There is already one NAR rule that requires VOW sites to “employ reasonable eﬀorts to monitor for and prevent misappropriation, scraping, and other unauthorized uses of MLS listing information.”
But while virtually all MLS respondents were aware of the policy, a whopping 59 percent said they do not check for compliance of this anti-scraping rule. Many of the remaining MLSs use tests can’t determine whether the site is using outdated methods, such as relying solely on IP address recognition.
Therefore, adding a new rule is not enough. MLSs need — and 98 percent of them said they would support — standardized tests to facilitate anti-scraping compliance reviews.
Distil is currently working on a compliance tool, the paper said.

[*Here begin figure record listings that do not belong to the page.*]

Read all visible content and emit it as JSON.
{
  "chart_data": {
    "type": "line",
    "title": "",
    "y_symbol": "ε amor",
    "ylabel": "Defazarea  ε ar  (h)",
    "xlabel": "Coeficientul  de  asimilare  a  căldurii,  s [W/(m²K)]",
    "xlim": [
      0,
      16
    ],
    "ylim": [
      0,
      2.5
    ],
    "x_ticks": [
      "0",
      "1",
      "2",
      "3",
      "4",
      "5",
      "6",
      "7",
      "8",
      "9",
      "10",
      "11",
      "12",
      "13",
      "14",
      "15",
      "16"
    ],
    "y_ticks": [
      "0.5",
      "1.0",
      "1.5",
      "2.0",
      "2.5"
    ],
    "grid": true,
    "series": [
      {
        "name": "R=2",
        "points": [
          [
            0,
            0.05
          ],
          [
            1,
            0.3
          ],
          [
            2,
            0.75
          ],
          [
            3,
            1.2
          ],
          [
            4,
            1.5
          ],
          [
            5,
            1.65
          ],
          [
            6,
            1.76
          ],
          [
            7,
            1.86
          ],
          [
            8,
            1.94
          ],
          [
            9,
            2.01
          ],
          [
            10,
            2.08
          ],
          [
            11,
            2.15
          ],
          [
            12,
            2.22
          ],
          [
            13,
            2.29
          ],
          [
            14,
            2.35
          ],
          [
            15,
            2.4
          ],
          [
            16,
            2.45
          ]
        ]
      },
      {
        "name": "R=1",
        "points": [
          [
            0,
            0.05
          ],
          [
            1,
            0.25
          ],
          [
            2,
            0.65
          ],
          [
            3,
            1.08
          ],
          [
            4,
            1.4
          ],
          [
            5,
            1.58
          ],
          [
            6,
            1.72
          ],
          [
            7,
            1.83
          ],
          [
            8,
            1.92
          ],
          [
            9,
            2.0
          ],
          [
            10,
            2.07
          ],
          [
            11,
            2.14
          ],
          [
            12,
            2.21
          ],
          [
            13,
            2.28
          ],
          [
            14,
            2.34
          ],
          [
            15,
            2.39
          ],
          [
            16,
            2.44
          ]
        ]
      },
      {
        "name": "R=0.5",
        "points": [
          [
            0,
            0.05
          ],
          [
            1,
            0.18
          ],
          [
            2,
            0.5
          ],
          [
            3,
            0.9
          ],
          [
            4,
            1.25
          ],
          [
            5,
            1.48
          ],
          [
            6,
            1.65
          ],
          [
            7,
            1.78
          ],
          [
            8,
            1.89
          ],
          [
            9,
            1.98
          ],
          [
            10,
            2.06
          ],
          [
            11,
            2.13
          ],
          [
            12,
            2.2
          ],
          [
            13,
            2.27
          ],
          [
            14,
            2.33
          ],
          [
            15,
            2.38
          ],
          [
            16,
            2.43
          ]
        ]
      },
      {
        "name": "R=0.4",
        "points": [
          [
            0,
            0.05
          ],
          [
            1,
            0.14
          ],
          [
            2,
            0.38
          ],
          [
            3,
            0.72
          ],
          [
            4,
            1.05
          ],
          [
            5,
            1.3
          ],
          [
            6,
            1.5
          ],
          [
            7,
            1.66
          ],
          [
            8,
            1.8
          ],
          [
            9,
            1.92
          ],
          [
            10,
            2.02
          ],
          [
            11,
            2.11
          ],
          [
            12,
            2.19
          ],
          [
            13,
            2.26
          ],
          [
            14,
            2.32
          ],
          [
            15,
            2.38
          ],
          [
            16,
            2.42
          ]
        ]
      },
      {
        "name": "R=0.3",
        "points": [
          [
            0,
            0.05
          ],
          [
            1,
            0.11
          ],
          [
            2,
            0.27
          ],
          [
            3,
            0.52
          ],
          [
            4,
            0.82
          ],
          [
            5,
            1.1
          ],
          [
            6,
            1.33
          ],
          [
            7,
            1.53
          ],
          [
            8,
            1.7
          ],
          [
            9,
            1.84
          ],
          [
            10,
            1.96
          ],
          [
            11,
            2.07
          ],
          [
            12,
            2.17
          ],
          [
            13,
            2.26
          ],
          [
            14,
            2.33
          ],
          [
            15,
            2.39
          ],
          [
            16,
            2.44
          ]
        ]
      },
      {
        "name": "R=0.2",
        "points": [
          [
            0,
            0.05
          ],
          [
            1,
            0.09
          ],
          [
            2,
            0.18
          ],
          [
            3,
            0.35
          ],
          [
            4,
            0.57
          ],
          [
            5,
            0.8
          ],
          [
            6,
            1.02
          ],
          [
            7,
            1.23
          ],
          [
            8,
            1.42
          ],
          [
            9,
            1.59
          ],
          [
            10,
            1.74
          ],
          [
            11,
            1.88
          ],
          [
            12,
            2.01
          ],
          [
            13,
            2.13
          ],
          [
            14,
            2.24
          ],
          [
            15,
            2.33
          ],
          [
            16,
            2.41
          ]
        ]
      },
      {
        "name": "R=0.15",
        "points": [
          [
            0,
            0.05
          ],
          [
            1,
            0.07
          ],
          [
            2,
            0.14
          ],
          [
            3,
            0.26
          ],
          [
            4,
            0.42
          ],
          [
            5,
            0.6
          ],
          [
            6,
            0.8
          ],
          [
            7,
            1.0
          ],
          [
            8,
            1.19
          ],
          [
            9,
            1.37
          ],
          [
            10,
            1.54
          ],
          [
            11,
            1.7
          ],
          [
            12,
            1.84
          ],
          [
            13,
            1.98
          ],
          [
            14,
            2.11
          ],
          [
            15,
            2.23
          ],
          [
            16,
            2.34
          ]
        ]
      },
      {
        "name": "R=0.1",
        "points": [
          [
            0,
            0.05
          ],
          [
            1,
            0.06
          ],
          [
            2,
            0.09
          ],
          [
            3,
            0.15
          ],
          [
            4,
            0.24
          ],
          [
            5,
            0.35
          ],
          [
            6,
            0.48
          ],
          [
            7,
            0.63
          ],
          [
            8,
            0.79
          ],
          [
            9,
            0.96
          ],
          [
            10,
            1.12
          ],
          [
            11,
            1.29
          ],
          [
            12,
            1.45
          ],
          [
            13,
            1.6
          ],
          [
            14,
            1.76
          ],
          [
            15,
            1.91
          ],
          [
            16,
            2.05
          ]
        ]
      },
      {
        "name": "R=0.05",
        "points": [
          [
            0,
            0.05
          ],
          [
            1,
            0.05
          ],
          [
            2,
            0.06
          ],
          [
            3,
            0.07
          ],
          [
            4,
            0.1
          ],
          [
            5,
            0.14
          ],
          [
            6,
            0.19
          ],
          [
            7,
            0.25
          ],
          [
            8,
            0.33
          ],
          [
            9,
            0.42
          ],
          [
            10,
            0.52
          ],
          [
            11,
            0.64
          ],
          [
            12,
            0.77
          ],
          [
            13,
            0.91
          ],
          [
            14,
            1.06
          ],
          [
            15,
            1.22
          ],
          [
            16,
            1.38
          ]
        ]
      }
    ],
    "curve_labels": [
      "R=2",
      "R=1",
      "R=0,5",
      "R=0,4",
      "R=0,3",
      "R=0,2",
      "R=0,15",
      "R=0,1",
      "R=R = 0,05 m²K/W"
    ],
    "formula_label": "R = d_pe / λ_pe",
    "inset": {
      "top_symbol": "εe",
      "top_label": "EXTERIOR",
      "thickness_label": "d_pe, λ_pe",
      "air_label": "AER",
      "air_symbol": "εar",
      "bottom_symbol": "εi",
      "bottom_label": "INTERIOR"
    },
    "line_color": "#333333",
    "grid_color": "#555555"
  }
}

The company would stand to gain if hundreds of thousands of IDX websites were required to implement anti-scraping protections. In mid-2013, with strategic help from Clareity, Distil launched what it hoped would be an “industrywide intelligence network” to identify and thwart those who scrape real estate listing data without permission.
“Distil Networks has been working since that time to improve the anti-scraping protections available for the real estate industry and developed a solution that is cost eﬀective for the smaller sites and does not rely on IP addresses to identify bots,” the paper said.
“Now it is time to explore how to move the industry expands from the ‘early adopter’ status to ‘mainstream’ where all real estate sites can have access to comparable levels of antiscraping protections. This study was initiated in order to better understand how to make that happen.”
Misunderstandings a barrier to data protection
Two misunderstandings may be at the heart of MLSs’ ineffective protection of listing data, the paper said. First, MLS execs seem to believe there are very few scrapers, and second, they believe they can identify and sue scrapers.
“Unfortunately, having seen the scraping reports from many popular websites, it is clear that there are many, many scrapers,” the paper said.
“On the second point, legal follow-up is very diﬃcult, tedious, expensive, and very much reactive.
“Moreover, once the data are stolen, the damage is done and many scrapers have oﬄine or non-public use of such data to monetize it so they cannot easily be found and brought to court.”
Two MLSs recently spent millions of dollars over the course of more than two years fighting a single alleged scraper.
Vendors manage data security for the hundreds of thousands of websites they provide brokers and agents, but they do not seem to be fully aware of scrapers’ business impact on their customers and on their operational costs, the paper said.
As many as 14 percent of IDX and VOW vendors were not aware that there are companies scraping MLS data oﬀ of real estate websites to monetize that data without a license to do so, the study found. Nine percent of VOW providers were unaware of NAR’s anti-scraping rule for VOWs.
Many also seemed to be unaware that scraping bots account for 12 to 25 percent of a typical IDX site’s bandwidth.
Part of the problem may be a disconnect between what vendors think is important to their customers and what their customers say is important.
Almost all — 94 percent — of MLS executives indicated a vendor’s information security practices, including sophistication of anti-scraping technology, are important when selecting an MLS vendor, the study found.
But only 57 percent of vendors indicated their customers were interested in anti-scraping.
“It is up to the industry — especially the larger and more sophisticated real estate industry organizations and structures — to make it clear to IDX/VOW vendors that this is a problem that the industry wishes to solve,” the paper said.
“If so, it may require changes to MLS rules and data license agreements with content providers to these vendors to make that perfectly clear.”
Nearly two-thirds of vendors, 62 percent, indicated that compliance with MLS rules was of high importance to them.